Deborah Murphy, a registered dietician in Chicago, says the current scientific research on the weight-loss benefits of apple cider vinegar is "limited," although there have been a handful of small studies that make a case for the natural health remedy.
First, several animal studies showed that doses of acetic acid seemed to suppress the accumulation of body fat in mice that were fed high-fat diets. Then the biggest human study to date (from 2014) followed the progress of 175 obese adults in Japan, some of whom were given a beverage containing one or two tablespoons (15 or 30 milliliters) of apple cider vinegar every day with their meals and some who weren't.
After 12 weeks, the folks who drank a little vinegar every day lost 2 to 4 pounds (1 to 2 kilograms) and reduced their body mass index by 0.4 to 0.7 points compared to no statistical improvements in the group who didn't drink the vinegar. While losing any weight is a win, only losing 2 to 4 pounds over three months (a third of a pound a week) hardly qualifies as a "secret weight loss cure" as some claim.
Other much smaller studies have linked apple cider vinegar to slowing down "gastric emptying," which is the time it takes for food to move from the stomach to the small intestine. In an experiment involving just 10 people with type I diabetes, folks who drank a little apple cider vinegar each day kept food in their stomach longer and their stomach size also swelled more after eating a meal. Both of these findings support the idea that apple cider vinegar could help you feel fuller and stay fuller longer, although the scientific "proof" is still modest.
"Unfortunately, there is still no single food that holds the 'secret' to weight loss, despite what many on the internet may say about ACV," says Murphy. "The only way to achieve and sustain weight loss is the same thing you've likely heard a hundred times before — eat healthy and move your body."
Even if apple cider vinegar isn't the cure-all it's sometimes cracked up to be, it can still be part of a healthy diet and lifestyle.

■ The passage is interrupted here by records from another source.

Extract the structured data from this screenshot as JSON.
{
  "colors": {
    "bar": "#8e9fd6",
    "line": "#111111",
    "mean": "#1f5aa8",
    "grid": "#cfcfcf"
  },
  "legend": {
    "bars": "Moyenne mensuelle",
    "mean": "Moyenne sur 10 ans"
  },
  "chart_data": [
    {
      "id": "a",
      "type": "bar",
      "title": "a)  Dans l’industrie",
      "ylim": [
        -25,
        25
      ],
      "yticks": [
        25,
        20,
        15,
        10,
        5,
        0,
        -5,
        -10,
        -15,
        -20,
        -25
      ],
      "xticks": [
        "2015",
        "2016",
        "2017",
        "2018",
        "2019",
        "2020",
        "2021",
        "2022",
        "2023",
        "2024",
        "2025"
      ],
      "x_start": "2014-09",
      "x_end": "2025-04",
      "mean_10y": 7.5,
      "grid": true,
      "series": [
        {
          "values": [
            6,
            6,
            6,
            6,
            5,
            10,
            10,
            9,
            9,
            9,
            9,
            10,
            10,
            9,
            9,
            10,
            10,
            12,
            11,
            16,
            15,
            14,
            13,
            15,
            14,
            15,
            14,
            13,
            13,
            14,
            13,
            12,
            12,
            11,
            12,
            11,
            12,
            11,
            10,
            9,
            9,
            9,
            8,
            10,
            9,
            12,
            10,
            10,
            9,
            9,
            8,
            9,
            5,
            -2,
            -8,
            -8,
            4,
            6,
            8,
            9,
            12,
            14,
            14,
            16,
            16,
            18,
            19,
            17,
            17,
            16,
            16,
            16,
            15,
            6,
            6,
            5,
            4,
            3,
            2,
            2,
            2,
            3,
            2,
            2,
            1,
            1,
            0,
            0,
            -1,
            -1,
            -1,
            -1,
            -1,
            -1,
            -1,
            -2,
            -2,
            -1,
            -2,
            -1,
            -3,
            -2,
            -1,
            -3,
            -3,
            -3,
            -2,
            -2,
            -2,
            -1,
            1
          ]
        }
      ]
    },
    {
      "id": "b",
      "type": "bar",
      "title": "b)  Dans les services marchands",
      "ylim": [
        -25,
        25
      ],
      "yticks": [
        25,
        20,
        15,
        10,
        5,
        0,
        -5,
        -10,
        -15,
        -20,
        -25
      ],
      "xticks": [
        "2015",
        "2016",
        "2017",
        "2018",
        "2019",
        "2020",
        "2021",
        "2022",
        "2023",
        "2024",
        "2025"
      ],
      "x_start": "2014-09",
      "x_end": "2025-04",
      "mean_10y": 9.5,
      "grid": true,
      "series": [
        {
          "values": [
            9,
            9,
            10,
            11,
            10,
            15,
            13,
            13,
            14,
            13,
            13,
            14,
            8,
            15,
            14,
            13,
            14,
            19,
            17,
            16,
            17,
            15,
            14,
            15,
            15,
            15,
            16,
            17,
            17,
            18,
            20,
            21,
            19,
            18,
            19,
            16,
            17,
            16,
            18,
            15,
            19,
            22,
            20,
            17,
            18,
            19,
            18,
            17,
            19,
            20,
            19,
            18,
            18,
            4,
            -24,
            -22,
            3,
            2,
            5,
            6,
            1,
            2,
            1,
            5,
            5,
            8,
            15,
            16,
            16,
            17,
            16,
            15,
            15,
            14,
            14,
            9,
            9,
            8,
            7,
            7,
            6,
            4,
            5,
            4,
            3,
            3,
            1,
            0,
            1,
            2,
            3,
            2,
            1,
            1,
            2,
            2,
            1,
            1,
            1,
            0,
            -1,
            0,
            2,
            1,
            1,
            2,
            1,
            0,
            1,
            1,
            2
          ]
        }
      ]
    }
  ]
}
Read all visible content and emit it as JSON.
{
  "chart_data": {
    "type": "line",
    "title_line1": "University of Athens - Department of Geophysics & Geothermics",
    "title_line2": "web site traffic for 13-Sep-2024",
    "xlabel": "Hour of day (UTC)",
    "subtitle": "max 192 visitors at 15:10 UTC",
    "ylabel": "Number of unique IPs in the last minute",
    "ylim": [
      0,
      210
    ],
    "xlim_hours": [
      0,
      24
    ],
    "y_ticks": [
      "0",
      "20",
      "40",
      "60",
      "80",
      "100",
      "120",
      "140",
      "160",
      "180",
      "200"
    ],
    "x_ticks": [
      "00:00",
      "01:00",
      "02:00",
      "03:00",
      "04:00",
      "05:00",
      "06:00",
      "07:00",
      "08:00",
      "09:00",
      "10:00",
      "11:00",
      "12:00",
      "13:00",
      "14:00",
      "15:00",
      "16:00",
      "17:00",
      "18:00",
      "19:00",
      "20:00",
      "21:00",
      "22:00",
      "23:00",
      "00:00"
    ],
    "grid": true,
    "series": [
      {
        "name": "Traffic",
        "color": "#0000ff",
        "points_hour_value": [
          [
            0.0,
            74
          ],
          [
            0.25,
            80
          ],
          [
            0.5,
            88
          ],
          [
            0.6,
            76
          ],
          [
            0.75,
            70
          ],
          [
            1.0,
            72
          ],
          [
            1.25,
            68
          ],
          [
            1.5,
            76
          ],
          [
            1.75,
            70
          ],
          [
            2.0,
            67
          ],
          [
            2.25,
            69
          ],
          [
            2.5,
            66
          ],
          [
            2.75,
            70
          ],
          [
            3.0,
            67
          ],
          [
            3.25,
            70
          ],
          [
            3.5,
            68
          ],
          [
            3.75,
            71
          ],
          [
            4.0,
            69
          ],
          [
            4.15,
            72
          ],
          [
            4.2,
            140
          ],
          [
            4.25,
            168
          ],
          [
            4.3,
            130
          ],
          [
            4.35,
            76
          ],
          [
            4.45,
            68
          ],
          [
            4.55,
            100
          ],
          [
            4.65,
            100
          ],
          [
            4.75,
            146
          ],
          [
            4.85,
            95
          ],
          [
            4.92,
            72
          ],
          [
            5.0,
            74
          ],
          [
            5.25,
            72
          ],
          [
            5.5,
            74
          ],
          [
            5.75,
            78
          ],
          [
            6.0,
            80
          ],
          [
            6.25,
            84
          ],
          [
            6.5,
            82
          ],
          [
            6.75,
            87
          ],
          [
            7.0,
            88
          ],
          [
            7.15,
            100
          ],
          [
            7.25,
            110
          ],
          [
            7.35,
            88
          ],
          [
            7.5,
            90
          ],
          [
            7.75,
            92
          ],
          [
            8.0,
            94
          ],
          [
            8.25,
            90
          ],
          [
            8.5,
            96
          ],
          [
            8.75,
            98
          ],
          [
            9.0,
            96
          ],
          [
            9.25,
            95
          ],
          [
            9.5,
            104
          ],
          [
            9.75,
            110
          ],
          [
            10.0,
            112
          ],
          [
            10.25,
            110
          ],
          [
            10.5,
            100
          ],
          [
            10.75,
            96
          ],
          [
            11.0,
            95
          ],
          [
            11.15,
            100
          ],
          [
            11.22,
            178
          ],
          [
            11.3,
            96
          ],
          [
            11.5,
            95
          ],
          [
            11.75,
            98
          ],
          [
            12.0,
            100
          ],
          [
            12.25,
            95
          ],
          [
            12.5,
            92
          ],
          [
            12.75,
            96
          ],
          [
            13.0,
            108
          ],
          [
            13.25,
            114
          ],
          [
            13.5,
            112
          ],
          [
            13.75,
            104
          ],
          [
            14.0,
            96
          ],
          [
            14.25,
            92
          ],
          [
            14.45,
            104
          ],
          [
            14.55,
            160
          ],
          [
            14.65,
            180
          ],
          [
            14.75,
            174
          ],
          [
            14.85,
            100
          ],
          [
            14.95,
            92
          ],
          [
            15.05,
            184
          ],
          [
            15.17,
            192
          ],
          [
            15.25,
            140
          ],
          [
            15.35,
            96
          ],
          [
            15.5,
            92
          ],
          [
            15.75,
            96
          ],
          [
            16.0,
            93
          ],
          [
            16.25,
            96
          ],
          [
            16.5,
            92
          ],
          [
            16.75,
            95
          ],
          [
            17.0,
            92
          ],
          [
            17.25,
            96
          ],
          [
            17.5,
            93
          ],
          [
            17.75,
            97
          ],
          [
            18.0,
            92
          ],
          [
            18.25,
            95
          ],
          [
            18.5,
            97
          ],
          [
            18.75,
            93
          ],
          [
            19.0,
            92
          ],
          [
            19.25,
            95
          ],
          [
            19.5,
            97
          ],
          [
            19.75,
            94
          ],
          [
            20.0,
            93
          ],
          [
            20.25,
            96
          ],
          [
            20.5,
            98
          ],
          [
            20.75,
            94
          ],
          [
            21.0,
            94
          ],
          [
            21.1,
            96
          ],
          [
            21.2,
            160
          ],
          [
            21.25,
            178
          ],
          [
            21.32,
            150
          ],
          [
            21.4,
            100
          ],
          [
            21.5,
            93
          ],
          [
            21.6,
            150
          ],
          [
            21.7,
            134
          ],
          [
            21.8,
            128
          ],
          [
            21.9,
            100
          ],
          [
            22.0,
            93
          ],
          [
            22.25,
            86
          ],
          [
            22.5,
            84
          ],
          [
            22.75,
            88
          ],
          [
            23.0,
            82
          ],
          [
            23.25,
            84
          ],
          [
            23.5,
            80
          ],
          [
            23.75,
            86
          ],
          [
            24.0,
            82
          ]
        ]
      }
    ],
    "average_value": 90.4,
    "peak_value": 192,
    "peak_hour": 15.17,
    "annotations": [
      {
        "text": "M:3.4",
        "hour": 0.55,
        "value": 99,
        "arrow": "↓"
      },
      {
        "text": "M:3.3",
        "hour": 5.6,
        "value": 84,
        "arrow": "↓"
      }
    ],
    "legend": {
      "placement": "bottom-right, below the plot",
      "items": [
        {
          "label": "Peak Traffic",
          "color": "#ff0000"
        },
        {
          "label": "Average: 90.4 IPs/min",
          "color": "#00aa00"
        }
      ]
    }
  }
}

Cynthia Sass, a performance nutritionist based in New York and Los Angeles, warns against drinking apple cider vinegar straight, because the acetic acid can wear away tooth enamel and even burn the esophagus.
If you want to give apple cider vinegar beverages a try, Sass recommends swirling two teaspoons (9 milliliters) of organic apple cider vinegar and a teaspoon (4.5 milliliters) of honey in a cup of warm water once a day, "but don't go overboard on the quantity or frequency," Sass says.
There's also no reason that apple cider vinegar has to be imbibed in order to access any potential health benefits. Murphy suggests working it into existing your existing recipes.
"Use apple cider vinegar to make a simple vinaigrette for your salad or a tangy coleslaw, whisk up a marinade for chicken or fish, or add a dash to sautéed greens," Murphy says.